Youth Organization Digitizes Records Prior to Office Move

Published on May 15, 2022

Summary

Boys Hope Girls Hope (BHGH) is an international organization centered on cultivating youth empowerment through the foundation of education and holistic support. Operating in 16 cities in the United States and Latin America, BHGH utilizes structured programming adapted to the needs of each community, unique curriculum, and partnerships with local schools and universities. Thousands of Scholars take part in BHGH’s programs across the United States and Latin America.

The Fujitsu solution helps Boys Hope Girls Hope digitize thousands of paper documents to minimize both physical space requirements and improve both usability and searchability. They, too, shared their planning and considerations for Project Cortex, to further minimize indexing and metadata management to further remove humans from the tagging and sorting process. The real goal is to provide more time spent creating opportunities and education through college – to develop future “graduate stories of hope.”

Challenge

Thomas Casey, Vice President of Operations, identified the organization’s need to manage their supporting documents and business artifacts. BHGH has three main programs that create significant paper-based business artifacts. These include academic documents, operational paperwork, program data, in addition to the usual documents required in most businesses, like HR forms, tax and payroll records, and business archives.

The Residential Program: In each BHGH home, six to twelve scholars are cared for by live-in, round-the-clock professional Residential Counselors. Scholars share chores, do homework together, attend religious services, eat, and grow up together.  The amount of supporting documents per scholar is staggering. Now multiple that by multiple 2-3 residences per city and 14 cities in the United States alone.

 

The Academy Program:  Like residential scholars, Academy scholars are enrolled in college-preparatory programs at top-rated area schools or provided college-preparatory curriculum in their current school district; scholars are matched with tutors who help them reach their academic potential and mentors who share their life experience; they are enrolled in extracurricular activities designed to help them discover themselves and the world around them; and they engage in community service projects that teach them the value of living a life committed to serving others.

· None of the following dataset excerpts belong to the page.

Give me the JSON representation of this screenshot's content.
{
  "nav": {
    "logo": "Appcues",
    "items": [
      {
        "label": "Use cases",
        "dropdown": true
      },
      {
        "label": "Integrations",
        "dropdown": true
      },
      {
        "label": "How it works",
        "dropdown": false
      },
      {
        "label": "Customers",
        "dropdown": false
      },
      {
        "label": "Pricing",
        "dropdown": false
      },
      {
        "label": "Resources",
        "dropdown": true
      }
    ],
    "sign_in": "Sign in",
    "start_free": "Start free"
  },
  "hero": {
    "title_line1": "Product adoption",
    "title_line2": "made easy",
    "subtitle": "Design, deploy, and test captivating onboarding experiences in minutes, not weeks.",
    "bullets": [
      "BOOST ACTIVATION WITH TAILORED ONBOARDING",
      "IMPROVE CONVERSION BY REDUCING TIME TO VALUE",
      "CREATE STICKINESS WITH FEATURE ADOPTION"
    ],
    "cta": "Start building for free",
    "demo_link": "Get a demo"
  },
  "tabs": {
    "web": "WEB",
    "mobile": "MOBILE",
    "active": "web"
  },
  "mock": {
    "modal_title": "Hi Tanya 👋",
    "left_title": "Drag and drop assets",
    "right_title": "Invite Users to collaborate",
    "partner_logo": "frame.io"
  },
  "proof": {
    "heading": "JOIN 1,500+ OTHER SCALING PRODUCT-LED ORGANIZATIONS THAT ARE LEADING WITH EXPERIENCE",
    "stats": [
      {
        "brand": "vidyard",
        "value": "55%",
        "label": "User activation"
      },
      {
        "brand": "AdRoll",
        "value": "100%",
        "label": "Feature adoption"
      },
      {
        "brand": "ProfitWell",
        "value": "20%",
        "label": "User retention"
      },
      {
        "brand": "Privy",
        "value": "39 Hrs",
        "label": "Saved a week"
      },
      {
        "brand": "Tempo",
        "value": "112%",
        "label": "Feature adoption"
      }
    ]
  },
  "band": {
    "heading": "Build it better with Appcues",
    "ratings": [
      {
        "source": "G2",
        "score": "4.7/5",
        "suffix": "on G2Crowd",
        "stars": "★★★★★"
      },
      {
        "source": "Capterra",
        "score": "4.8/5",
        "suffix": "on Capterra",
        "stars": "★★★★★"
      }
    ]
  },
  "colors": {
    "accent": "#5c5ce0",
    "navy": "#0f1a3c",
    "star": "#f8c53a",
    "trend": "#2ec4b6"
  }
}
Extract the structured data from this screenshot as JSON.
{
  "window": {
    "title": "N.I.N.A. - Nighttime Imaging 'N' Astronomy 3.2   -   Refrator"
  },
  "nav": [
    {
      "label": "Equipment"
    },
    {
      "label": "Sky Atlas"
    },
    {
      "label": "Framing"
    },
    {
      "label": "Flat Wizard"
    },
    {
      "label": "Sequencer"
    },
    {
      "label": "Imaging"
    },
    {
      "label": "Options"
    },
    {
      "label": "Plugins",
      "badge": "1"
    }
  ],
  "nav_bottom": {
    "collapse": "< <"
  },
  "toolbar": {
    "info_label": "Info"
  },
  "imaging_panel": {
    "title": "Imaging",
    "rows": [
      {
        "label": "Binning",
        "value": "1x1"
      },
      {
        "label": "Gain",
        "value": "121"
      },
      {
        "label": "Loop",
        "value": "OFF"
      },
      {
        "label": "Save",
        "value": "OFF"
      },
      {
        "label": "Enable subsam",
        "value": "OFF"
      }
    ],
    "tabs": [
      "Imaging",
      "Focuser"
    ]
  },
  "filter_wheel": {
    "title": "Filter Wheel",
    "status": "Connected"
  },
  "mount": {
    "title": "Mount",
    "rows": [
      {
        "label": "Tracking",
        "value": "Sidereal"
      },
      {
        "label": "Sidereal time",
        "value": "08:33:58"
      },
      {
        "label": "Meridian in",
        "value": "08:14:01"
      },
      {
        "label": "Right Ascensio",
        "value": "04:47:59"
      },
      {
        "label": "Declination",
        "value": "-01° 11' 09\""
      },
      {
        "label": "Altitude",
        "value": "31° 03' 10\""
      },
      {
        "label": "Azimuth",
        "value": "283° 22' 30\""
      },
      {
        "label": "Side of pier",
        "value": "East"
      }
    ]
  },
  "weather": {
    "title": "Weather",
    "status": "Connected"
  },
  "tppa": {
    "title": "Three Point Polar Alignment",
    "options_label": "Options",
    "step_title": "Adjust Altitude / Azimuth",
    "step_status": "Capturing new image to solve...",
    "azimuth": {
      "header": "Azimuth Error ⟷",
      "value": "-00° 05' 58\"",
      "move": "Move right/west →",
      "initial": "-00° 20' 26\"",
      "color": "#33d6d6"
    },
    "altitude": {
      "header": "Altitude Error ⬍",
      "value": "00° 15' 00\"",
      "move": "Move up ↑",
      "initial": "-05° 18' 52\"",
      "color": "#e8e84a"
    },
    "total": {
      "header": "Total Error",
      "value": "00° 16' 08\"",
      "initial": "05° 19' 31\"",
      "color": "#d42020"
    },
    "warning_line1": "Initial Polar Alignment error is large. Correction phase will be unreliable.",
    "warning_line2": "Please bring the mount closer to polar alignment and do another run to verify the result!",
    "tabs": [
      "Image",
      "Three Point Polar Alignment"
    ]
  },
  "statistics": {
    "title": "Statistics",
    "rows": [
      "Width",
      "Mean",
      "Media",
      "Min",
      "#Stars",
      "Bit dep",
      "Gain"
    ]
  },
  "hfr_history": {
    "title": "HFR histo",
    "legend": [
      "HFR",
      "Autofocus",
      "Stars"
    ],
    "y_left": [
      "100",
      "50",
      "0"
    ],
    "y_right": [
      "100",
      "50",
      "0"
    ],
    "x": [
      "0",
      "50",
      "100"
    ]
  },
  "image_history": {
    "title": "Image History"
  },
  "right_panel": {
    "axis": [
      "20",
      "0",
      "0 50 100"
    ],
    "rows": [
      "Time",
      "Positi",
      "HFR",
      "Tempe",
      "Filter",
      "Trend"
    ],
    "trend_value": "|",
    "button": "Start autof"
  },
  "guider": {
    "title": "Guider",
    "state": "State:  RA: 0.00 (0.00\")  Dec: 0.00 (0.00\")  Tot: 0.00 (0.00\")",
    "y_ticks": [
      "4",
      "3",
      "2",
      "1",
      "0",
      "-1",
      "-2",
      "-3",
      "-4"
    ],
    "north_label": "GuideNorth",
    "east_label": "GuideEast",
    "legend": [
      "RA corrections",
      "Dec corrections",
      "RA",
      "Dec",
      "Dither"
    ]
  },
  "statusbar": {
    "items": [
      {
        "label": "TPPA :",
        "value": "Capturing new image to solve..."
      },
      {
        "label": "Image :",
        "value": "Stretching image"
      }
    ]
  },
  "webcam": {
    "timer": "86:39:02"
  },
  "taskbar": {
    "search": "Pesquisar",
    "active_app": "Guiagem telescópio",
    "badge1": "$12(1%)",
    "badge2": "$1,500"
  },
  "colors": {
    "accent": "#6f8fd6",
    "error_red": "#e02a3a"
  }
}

  • Collegian Program: For BHGH residential and non-residential scholars, a college education is not a dream, it is an expectation. This program is a multi-year, interactive program with specific activities that are proven to pre-pare scholars for the demands of campus life and independent living.

In 2012, Microsoft donated over $1M in software to enable automation of BHGH systems. As part of the digital transformation Journey, in 2020, BHGH is again leveraging the Microsoft platform to automate their document management business challenges.

“There’s a real need to safeguard these documents and manage the document lifecycle. BHGH’s Program is based upon Holistic support of our Scholars. Having the right documents available over the Scholars journey with our programs is critical.  We thought, ‘Why don’t we digitize these documents, so right people have the right data at the right time, in a secure and paperless method.”

Strategy

BHGH wanted to start with their legacy documents. As part of their Network Headquarters physical relocation project, BHGH wanted to digitize their back files. In business for over 40 years, the amount of paper-based information was enormous.

BHGH found a willing partner in Fujitsu, which supplied Cloud-ready document scanners to help the non-profit launch its Digital Documents initiative, with the goal to scan, index and store supporting documents in multiple locations based upon document type including the Microsoft SharePoint. Microsoft SharePoint offers a secure online location to scan, manage and store copies of the important documents and business artifacts.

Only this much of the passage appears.